The Woman Who Remembered How to Live

She did not know she was dying.

Not in the way the world names death—

with charts and timelines, sterile rooms and whispered forecasts.

No…

This was a quieter unraveling.

A slow dimming of the inner fire.

At first, her body whispered.

In the language of fatigue.

In the ache behind her eyes.

In the tremble beneath her skin.

A tightening in the chest that had no clear origin.

A restlessness that sleep could not soothe.

A knowing… just beneath the surface…

Something is not right.

But she did what women are taught to do.

She continued.

She tended.

She soothed.

She carried.

She placed the needs of others like stones into her basket

and slung it across her back,

walking forward as if the weight were simply part of being alive.

Then the whispers became louder.

Diagnosis after diagnosis—

names given to symptoms

that had long been speaking without language.

Her bones began to thin like winter branches.

Her heart raced like a frightened animal.

Her joints loosened, unstable as if they no longer trusted the structure that held them.

Her body…

was no longer willing to pretend.

Grief came too.

Not gently.

Not in neat, manageable waves.

But like a storm that takes the roof first

and leaves you standing in the open air,

unsheltered and shaking.

Loss upon loss.

Her heart cracking open

in places she had long ago sealed shut

just to survive.

And still… she continued.

Because that is what she knew.

Until the day her hair began to fall.

Not a strand here.

Not a strand there.

But handfuls.

Soft, quiet evidence

that something within her

was letting go.

And in that moment…

She understood.

Not with her mind.

Not with logic.

But with that ancient, bone-deep knowing that lives beneath language.

“I cannot live like this anymore.”

Not:

“I want to die.”

But:

“I cannot continue to disappear.”

There is a difference.

A sacred difference.

And this is the place where many women stand

without ever naming it.

The place where life feels like a slow erosion.

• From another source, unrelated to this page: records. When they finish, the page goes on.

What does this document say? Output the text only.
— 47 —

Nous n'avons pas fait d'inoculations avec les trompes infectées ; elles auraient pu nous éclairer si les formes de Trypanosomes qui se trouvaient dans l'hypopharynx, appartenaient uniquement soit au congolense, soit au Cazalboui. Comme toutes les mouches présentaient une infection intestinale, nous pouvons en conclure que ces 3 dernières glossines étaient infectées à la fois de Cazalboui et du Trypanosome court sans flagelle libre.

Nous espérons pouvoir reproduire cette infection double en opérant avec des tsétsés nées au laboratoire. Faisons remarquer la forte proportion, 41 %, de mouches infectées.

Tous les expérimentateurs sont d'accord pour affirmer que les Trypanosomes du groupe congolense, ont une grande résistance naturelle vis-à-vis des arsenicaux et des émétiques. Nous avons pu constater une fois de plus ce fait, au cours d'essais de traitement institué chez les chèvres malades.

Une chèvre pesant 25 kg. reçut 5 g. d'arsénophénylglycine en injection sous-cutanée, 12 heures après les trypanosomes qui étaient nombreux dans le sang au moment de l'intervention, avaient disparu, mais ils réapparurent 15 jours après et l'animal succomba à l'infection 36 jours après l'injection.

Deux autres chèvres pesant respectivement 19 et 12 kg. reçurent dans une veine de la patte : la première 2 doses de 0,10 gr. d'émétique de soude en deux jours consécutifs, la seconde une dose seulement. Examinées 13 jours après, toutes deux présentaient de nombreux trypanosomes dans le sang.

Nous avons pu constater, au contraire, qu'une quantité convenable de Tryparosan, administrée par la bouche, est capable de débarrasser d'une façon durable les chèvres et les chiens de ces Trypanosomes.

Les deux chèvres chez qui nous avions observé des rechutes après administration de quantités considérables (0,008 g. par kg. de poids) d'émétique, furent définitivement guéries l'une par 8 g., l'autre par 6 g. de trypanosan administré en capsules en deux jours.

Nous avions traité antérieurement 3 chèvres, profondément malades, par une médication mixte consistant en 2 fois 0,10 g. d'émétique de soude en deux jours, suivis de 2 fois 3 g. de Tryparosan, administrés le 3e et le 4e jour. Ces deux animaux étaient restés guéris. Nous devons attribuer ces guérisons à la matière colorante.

Where the self becomes thinner and thinner

until even the mirror begins to forget your face.

But she named it.

And in naming it…

She crossed a threshold.

Baba Yaga would say:

“The body does not betray you, child.

It burns down the house that is killing you.”

So she stood in the ashes.

Shaking.

Grieving.

Awake.

And she chose.

Not the path of obligation.

Not the path of endurance.

Not the path of quiet suffering wrapped in politeness.

She chose herself.

At first, it was small.

A breath taken fully.

A moment of stillness.

A refusal to explain.

Then larger.

A boundary spoken.

A truth no longer swallowed.

A step away from what no longer nourished her.

And something miraculous began to happen.

The body softened.

The mind cleared.

The air itself seemed different—

as though she had stepped out of a long winter

and into something green and alive.

The thoughts of death… faded.

Not because death disappeared.

But because life returned.

She did not escape death.

No one does.

But she stopped living like she was already gone.

She began to notice:

The way light moves through leaves.

The sound of laughter landing in her chest instead of bouncing off armor.

The quiet joy of being alone without feeling lonely.

She began to feel…

Herself.

And once a woman remembers herself—

truly remembers—

there is no going back.

Baba Yaga would smile then,

from the edge of the forest,

watching with knowing eyes:

“Ah…

she has stopped asking for permission to live.”

And that—

that is where the real story begins.